Over the past couple of years, numerous Hybrid Electric Vehicle (HEV) powertrain configurations have been introduced into the marketplace. Currently, the dominant architecture is the power-split configuration, notably the input splits from Toyota Motor Sales and Ford Motor Company. This paper compares two vehicle-level control strategies that have been developed to minimize fuel consumption while maintaining acceptable performance and drive quality. The first control is rules based and was developed on the basis of test data from the Toyota Prius as provided by Argonne National Laboratory’s (Argonne’s) Advanced Powertrain Research Facility. The second control is based on an instantaneous optimization developed to minimize the system losses at every sample time. This paper describes the algorithms of each control and compares vehicle fuel economy (FE) on several drive cycles. Results demonstrate that both algorithms achieve similar FE values, which serve to demonstrate the benefits of the instantaneous optimal control: because it does not require tuning by the engineers, control development time is accelerated.
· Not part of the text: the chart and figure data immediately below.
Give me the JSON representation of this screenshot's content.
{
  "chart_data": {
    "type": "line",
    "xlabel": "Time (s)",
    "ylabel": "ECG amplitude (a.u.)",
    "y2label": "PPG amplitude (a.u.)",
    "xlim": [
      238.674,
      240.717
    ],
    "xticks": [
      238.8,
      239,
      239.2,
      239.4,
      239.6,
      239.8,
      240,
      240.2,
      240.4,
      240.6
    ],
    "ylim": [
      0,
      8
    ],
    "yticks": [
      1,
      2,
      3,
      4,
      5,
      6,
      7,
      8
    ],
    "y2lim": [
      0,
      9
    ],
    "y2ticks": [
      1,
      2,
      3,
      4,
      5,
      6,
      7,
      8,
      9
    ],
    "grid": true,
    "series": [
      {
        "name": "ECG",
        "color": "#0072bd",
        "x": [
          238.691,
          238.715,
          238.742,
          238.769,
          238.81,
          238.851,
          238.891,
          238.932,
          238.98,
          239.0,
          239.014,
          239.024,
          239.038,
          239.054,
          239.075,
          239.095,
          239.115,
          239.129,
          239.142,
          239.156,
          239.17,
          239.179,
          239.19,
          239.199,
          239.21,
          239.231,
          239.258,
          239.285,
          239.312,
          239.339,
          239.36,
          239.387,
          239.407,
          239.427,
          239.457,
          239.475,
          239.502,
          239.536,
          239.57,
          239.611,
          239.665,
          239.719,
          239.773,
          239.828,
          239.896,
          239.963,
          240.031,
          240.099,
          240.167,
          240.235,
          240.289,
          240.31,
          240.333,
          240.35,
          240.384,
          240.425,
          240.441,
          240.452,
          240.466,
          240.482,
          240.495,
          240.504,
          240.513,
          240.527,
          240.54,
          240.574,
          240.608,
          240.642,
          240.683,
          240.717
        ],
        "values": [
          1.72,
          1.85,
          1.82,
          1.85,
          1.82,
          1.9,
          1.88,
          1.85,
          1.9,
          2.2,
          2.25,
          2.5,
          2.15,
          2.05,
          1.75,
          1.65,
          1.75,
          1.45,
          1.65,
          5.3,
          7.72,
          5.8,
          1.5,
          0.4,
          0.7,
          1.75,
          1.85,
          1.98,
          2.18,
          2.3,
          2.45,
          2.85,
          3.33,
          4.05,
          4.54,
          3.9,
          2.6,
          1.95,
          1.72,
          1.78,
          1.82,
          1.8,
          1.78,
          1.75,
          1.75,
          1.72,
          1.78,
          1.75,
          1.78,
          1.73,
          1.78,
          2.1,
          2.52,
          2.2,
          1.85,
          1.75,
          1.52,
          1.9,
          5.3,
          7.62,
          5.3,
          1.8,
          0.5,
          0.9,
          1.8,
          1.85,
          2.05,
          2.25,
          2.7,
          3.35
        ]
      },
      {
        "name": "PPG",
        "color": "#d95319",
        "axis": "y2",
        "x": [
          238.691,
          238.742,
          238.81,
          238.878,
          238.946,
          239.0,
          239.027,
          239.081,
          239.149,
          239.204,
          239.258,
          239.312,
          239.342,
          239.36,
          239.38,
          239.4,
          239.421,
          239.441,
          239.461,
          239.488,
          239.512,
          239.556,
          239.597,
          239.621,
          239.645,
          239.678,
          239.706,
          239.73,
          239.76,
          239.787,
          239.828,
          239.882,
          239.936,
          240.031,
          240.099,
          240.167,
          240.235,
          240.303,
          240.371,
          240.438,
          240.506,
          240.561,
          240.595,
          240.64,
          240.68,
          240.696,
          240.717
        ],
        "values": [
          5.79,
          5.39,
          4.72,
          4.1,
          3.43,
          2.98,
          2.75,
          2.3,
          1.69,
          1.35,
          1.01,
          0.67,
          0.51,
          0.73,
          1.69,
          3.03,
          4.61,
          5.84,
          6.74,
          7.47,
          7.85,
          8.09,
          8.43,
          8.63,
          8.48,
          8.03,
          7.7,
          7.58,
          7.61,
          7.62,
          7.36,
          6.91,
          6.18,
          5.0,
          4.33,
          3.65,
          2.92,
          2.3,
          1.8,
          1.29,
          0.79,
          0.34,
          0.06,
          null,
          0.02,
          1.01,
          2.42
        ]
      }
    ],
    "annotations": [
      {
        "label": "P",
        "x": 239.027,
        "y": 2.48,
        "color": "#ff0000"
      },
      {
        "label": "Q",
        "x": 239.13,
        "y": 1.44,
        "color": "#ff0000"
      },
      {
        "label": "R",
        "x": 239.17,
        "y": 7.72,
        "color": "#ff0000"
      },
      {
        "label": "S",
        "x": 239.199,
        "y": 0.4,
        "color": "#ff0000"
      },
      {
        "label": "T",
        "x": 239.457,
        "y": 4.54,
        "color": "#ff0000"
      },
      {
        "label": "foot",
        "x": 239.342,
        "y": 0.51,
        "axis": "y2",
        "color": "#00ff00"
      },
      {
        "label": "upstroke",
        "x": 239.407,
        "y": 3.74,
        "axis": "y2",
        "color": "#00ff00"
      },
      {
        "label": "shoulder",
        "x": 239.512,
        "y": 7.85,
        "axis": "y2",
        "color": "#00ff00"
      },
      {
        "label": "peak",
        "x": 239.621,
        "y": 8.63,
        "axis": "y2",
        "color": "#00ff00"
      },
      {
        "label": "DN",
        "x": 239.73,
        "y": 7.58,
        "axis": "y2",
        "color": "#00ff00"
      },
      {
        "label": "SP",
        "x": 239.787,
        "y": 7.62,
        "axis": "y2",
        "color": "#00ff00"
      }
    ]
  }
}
Automated Model Based Design Process to Evaluate Advanced Component Technologies

To reduce development time and introduce technologies faster to the market, many companies have been turning more and more to Model Based Design. In Model Based Design, the development process centers around a system model, from requirements capture and design to implementation and test. Engineers can skip over a generation of system design processes on the basis of hand coding and use graphical models to design, analyze, and implement the software that determines machine performance and behavior. This paper describes the process implemented in Autonomie, a Plug-and-Play Software Environment, to design and evaluate component hardware in an emulated environment. We will discuss best practices and provide an example through evaluation of advanced high-energy battery pack within an emulated Plug-in Hybrid Electric Vehicle.